Expand–contract (parallel change) — the pattern for schema & API
The safe way to make a breaking change to a shared contract (DB column, API field, function signature). Never mutate in place; run old and new in parallel across deploys:
EXPAND Add the new alongside the old, additive-only (nullable column, new
endpoint/field, overloaded signature). Old readers/writers untouched.
MIGRATE Dual-write to both; backfill existing data; move readers to the new;
verify equivalence.
CONTRACT Once nothing reads/writes the old, drop it — in a LATER deploy.
Critical rule: expand and contract are separate deploys. Dropping the old thing in the same release that adds the new one reintroduces the big-bang failure — an old app instance (mid rolling-deploy) or an un-migrated client hits the removed contract and breaks.

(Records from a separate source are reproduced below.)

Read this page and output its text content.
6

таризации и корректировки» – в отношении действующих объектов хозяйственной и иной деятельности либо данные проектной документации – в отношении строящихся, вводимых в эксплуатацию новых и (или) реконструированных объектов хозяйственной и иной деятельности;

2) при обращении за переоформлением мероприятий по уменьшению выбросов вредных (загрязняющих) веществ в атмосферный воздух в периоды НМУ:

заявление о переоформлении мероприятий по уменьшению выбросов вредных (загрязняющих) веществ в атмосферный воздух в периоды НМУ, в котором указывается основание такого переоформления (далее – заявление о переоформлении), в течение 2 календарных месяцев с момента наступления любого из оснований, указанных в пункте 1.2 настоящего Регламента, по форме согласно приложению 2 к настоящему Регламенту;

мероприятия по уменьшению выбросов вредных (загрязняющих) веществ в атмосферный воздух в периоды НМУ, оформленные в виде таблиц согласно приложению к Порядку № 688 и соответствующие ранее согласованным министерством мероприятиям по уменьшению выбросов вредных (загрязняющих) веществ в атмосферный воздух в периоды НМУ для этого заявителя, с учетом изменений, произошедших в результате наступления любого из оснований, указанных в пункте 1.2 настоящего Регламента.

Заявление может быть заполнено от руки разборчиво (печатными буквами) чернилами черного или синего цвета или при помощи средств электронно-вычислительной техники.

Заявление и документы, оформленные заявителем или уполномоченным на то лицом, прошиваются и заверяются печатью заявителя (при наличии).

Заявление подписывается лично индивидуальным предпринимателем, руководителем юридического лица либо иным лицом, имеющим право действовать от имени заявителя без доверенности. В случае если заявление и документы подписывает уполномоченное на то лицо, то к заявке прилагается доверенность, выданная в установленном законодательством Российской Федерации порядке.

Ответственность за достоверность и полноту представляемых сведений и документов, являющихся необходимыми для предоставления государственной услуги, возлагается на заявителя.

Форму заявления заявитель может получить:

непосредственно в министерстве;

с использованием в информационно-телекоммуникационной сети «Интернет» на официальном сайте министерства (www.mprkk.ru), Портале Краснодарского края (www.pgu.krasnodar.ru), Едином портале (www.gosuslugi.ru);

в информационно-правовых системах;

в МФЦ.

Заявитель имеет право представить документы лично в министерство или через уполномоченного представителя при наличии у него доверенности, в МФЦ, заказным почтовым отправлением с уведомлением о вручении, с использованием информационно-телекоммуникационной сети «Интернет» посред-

Database column rename via expand–contract:
ALTER TABLE users ADD COLUMN email_address text;
UPDATE users SET email_address = email WHERE email_address IS NULL
AND id BETWEEN :lo AND :hi;
ALTER TABLE users DROP COLUMN email;
DB gotchas: ⚠ ALTER/backfill can take table locks or blow up replication lag — batch backfills, add columns nullable (adding NOT NULL DEFAULT rewrites the table on many engines), build indexes concurrently (CREATE INDEX CONCURRENTLY in Postgres). ⚠ Make each forward migration paired with a tested down/reversal until the contract phase.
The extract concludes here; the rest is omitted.